Evaluating Academic Performance of Students Learning in Open University

MSSP 608 Practical Machine Learning Methods Final Project

By Jia Xu, Yamei Lu, YufeiQin in Machine Learning Python

December 7, 2021

Open University Learning Analytics Dataset

Our code is based on Google Colaboratory platform using Python language. Colab Python Code Link: CLICK HERE (May not be available if viewer is in China. Please visit HERE for more information.)


Introduction

Predicting students' academic performance at school using regression methods is not a new area of interest. Machine learning methods, however, are relatively new in this field and it has been flourishing in recent years. According to Ghorbani and Ghousi (2020), due to technological advancements, predicting students’ performance at school is among the most beneficial and significant research topics nowadays. Therefore, we believe that it is a meaningful area for us to focus on and we decide to analyze the Open University Learning Analytics Dataset to study the student’s academic performance.

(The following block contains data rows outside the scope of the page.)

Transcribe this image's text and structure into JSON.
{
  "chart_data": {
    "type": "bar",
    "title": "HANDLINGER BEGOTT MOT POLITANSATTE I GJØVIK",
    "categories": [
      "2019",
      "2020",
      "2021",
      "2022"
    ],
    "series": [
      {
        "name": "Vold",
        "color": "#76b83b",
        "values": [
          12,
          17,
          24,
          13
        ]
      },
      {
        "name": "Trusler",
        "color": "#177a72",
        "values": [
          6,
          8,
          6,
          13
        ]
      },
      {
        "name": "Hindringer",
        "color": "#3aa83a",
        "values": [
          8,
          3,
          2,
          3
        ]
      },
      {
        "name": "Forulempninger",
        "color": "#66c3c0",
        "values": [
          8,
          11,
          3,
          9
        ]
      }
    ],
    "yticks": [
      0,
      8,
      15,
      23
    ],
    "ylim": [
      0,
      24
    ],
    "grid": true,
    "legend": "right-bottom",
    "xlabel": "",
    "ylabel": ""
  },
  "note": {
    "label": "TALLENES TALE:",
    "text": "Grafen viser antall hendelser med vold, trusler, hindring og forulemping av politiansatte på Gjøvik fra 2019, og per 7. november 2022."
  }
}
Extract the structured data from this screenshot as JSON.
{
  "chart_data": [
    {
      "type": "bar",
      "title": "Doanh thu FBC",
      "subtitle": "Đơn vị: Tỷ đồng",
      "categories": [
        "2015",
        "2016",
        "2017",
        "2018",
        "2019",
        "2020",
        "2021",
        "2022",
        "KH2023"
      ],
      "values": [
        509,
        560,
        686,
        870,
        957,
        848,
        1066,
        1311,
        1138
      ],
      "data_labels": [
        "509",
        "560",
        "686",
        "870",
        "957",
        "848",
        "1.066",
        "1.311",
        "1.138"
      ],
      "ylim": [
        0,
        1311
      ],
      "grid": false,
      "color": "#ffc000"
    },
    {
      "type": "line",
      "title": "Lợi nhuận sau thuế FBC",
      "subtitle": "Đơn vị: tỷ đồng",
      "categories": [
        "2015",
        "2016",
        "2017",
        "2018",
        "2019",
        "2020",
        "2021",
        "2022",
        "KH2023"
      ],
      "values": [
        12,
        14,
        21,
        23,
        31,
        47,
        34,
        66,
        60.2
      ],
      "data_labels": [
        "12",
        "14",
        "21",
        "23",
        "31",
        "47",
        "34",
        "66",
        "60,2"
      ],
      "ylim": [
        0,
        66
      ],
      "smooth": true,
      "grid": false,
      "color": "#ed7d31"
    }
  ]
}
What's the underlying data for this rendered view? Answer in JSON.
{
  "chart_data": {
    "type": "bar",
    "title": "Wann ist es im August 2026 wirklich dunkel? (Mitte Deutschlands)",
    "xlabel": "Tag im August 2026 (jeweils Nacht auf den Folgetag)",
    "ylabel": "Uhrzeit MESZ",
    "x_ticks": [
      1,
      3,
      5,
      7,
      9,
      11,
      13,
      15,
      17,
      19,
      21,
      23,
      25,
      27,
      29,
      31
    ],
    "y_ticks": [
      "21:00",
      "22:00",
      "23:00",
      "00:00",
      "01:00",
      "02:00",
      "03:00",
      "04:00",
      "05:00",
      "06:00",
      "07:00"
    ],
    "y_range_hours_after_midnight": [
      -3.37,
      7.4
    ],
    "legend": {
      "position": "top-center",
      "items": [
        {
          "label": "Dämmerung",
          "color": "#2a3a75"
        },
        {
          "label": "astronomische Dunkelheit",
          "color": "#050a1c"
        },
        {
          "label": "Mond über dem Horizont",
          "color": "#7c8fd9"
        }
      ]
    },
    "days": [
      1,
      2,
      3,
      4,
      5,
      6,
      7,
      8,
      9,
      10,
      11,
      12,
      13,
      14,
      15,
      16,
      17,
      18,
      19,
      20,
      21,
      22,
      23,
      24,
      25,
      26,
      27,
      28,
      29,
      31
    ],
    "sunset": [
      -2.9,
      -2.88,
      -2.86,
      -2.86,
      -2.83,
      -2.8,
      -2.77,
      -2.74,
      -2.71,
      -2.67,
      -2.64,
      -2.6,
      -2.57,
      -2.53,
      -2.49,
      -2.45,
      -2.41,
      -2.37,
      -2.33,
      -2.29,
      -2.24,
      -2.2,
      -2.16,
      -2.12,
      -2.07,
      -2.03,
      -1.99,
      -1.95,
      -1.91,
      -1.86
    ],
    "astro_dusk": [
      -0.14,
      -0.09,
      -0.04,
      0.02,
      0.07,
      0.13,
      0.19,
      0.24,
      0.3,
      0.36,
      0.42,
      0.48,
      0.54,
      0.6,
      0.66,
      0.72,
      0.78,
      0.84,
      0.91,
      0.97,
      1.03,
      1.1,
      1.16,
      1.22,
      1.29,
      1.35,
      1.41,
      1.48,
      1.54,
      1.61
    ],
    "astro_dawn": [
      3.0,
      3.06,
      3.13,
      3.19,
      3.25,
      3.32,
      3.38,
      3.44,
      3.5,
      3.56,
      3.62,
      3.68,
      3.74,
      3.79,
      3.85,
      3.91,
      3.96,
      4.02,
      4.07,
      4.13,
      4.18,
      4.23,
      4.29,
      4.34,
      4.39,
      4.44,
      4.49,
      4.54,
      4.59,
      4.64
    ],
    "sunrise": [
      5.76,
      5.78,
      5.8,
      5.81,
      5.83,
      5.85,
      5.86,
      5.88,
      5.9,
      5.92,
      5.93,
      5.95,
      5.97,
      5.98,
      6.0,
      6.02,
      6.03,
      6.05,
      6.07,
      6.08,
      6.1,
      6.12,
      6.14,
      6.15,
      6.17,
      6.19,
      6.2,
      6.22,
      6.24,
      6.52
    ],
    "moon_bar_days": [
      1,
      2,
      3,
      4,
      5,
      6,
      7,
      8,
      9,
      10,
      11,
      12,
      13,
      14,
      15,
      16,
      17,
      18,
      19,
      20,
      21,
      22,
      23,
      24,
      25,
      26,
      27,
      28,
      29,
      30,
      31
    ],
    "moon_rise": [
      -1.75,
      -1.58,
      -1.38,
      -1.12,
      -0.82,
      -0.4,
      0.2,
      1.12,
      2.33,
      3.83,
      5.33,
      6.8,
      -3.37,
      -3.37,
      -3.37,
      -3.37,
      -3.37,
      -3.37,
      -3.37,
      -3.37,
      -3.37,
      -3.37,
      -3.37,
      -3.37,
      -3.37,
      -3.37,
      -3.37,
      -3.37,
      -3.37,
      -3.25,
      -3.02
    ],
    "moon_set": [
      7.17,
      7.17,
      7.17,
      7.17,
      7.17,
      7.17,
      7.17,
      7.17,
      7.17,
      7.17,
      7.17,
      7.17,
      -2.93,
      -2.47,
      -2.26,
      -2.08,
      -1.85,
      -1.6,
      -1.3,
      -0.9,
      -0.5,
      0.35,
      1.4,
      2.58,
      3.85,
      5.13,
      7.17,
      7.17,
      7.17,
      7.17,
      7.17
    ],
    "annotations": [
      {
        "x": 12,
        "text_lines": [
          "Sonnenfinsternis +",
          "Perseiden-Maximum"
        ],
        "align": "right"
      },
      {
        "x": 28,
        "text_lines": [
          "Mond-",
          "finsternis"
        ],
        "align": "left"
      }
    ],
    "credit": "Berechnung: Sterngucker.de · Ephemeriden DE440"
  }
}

Rastrollo-Guerrero, et al. examined nearly 70 papers in their review published in the year 2020 and concluded that the most widely used technique for predicting students’ performance was supervised learning, as it gives accurate and credible results. To be specific, SVM (Support Vector Machine), DT (Decision Tree), NB (Naïves Bayes), and RF (Random Forest) have also been well-studied algorithmic proposals that gave good outcomes (Rastrollo-Guerrero, et al., 2020). Therefore, in this study, we will hopefully try to examine the Open University Dataset using SVM, DT, Gradient Boost, and RF regression.

Primary Task

For the primary task part, we would like to use the Open University Learning Analytics Dataset to apply our analysis. This is an open dataset collection that collects data from Open University’s presented courses, student demographic data, and aggregated clickstream data of students’ behavior interactions in the Virtual Learning Environment (VLE). This dataset collection contains 7 separate tables, including information about 22 courses, 32,593 students’ information and their individual assessment results, and their interactions with the VLE represented by daily summaries of student clicks (10,655,280 entries) (Kuzilek, J., Hlosta, M. & Zdrahal, Z) .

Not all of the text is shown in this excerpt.